生産病担当は、主に牛の乳房炎などの研究をしています。
動物衛生研究部門
衛生管理研究領域
病理・生産病グループ
黒川 葵 研究員 KUROKAWA Aoi
病理の仕事とは
病理の仕事はテレビドラマで時々出てくる「法医学」をイメージするとわかりやすいと思います。病理はすべての病気の診断に関わります。なぜこの病気が発生したのか、どうしてこういう症状が出るのか、死因は何なのか、病名は何なのか。臓器、組織、細胞の標本を、肉眼や顕微鏡などを用いて検査し、それらが病気に侵されたときにどういった変化を示すかについて研究するのが仕事です。
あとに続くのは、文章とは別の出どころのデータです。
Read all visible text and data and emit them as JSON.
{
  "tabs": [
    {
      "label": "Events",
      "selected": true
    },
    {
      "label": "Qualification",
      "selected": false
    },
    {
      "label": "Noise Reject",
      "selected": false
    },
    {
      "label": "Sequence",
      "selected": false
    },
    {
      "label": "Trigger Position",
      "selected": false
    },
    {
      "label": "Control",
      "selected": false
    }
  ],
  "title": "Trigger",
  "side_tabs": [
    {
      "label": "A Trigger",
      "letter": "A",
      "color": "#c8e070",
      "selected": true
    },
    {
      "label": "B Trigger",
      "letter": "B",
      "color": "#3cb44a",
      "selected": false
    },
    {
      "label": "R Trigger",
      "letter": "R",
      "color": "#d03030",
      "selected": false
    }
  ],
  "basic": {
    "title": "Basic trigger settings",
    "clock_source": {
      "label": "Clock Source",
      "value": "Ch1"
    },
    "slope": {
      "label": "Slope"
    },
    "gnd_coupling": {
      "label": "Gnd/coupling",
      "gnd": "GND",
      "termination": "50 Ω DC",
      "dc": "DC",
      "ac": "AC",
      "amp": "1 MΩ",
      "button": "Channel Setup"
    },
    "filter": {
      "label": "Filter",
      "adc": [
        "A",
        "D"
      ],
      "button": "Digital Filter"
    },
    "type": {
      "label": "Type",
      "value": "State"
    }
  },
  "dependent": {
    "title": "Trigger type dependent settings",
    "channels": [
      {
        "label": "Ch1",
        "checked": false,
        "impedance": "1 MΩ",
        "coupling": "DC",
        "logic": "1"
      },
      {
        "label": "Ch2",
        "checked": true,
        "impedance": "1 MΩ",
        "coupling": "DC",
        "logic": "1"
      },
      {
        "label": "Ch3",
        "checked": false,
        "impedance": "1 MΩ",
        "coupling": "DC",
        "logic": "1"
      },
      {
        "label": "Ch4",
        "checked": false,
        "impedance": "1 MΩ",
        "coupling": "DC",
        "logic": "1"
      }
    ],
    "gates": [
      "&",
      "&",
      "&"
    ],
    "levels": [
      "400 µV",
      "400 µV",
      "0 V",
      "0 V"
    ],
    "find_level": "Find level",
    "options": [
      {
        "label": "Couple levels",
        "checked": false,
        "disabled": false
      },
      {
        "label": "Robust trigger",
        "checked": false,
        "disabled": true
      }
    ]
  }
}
私たちはそこからさらに発展させて、より良い診断法の開発に取り組んでいます。
マレック病について
私はマレック病を専門に研究しています。届出伝染病であるマレック病は、鶏やウズラが感染するウイルス性感染症で、リンパ腫という腫瘍を誘発します。感染性ウイルスを含んだフケから、同じ農場にいる鶏に病気が広がっていき、感染した鶏の体のあちこちに腫瘍ができたり、翼や脚に麻痺が生じて立てなくなったりして衰弱し、死に至ります。また産卵率が低下したり、ブロイラーでは食用にできないので廃棄され、養鶏農家にとって経営に大きな打撃を与える伝染病です。ワクチンはあるのですが、なぜ効くのか不明なところがあったり、海外ではワクチンが効かない変異株が出現したりしています。農研機構に入ってマレック病の研究を勧められたのですが、国内の専門家が少ないので私がやらなければという気持ちで研究しています。
新しい診断法の研究
家畜保健衛生所での診断が難しい病気の標本が農研機構に届き、詳しい検査をしています。診断がつきにくい例として、マレック病と鶏白血病があります。両方とも鶏にウイルス性リンパ腫を誘発することから見分けることが非常に困難です。そこで、効率よく正確に診断できる新しい診断法を作ろうと取り組んでいます。マレック病はウイルスに感染した鶏の一部が発症する病気なので、ウイルスを検出するのではなく、リンパ腫の細胞に特異的に発現するタンパク質を検出することで、マレック病によるリンパ腫であることが確定できるのではと考えています。すでにウイルスのタンパク質を検出する抗体は作製していて、現在は、本当に正しく診断ができるのかという検証を行っています。今研究中のマレック病の診断法が確立できれば、現場で効率よく正確に診断ができるようになり、病気の広がりを早期に抑えることができます。さらに、正確かつ迅速に診断ができれば、養鶏農家さんは不要な対策をしなくて済み、無駄な出費を抑えることができます。
子どもの頃飼っていたヒヨコが、病気になったり死んでしまったりして、なんでだろう、どうしてだろうと思ったのが獣医を志したきっかけのひとつで、自分が今こうして、鶏の病気の研究をすることができてうれしいです。また、協力をいただいている全国の家畜保健衛生所の皆さんに研究の成果を還元して、「うまくいったよ」と言ってもらえたらもっとうれしいと思います。